有几个女工偷偷用围裙擦着眼泪,男工们则互相推搡着,脸上笑开了花。
几个半大的孩子从大人腿缝里钻出来,仰着脖子盯着鸡笼里的芦花鸡,忍不住咽了咽口水。
“都别在这儿愣着了!”赵振国指着屠宰车间的方向,大声喊道:“男同志们搭把手卸鸡笼,女同志们辛苦去烧几大锅热水!今天给大伙加菜,管够!保证让每个人都吃撑!”
人群立刻像分流水似的散开,有的跑去仓库拿麻绳,有的拎着水桶冲向厨房,就连平时干活最蔫的小李,也小跑着去搬梯子,脸上带着难得的劲头。
赵振国站在卡车车厢上,看着眼前这热火朝天的景象,眼眶不禁一热,心里那股子连日来的焦虑和奔波带来的疲惫,一下子烟消云散了,只剩下满满的踏实。
这些天的辛苦,终究是值得的。
正午的阳光炽热无比,把食堂的铁皮屋顶晒得滚烫,用手一摸都能感觉到灼人的温度。
厨房的烟囱里冒出的白烟,比往日粗了好几倍,在蓝天上拖出长长的尾巴。
八口大铁锅在灶台上火光熊熊,锅里的水“咕嘟咕嘟”地沸腾着,水面上翻滚着细密的气泡。
褪了毛洗干净的芦花鸡在滚水里上下翻腾,姜片与葱段随着漩涡打着转,浓郁的肉香混着八角、桂皮的辛香,从厨房的通风口悠悠钻出来,像长了腿似的,钻进各个车间,勾得人心里直痒痒。

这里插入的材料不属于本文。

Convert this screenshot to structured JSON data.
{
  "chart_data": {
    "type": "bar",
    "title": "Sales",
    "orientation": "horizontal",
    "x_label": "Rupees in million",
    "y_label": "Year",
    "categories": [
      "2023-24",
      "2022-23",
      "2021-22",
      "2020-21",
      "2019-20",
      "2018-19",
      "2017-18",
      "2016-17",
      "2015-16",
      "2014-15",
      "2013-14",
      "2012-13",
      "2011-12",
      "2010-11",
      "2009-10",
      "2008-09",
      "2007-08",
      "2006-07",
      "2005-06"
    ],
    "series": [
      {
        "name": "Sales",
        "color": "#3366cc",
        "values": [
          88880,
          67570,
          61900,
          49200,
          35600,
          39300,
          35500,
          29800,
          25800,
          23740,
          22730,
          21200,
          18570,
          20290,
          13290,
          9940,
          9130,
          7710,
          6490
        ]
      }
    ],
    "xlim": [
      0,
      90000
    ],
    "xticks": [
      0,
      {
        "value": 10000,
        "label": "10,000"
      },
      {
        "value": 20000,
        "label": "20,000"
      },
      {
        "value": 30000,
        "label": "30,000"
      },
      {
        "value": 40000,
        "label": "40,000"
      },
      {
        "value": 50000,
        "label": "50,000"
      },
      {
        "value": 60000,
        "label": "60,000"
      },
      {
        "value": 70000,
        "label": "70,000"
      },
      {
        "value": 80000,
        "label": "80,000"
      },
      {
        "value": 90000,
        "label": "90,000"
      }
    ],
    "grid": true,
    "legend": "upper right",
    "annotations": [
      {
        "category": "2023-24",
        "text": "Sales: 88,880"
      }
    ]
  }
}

“开饭咯——”炊事班长扯着嗓子大声喊了一声,声音刚落,食堂门口就排起了长长的队伍,工人们手里都紧紧攥着搪瓷碗,碗沿上还留着没擦干净的饭渍。
大伙攥着搪瓷碗的手都微微发颤,碗沿互相碰撞,发出“叮叮当当”的声响。
有人忍不住踮着脚往厨房里瞅,脖子伸得像只大白鹅;有人一边使劲咽着口水,一边用手指摩挲着碗边,眼神里满是期待。
第一锅鸡汤端出来的时候,蒸腾的热气一下子模糊了所有人的眼镜。
那股子香气像是长了翅膀,直往每个人的鼻腔里钻,勾得肚子里的馋虫都苏醒了过来。
“给我多盛块肉!”老张使劲伸长胳膊,把手里的碗往前递,碗里的米饭压得实实的,生怕少盛了一点。
“我家那小子念叨吃肉都念叨半年了,今天终于能捎点回去给他尝尝!”
炊事员舀起一块金黄油亮的鸡腿,浓稠的汤汁顺着勺子边滴下来,落在米饭上,晕开一圈圈油花,看着就让人胃口大开。
队伍里立刻响起一阵羡慕的哄笑,有人打趣道:“老张这是要回家当功臣咯,儿子指定得把你供起来!”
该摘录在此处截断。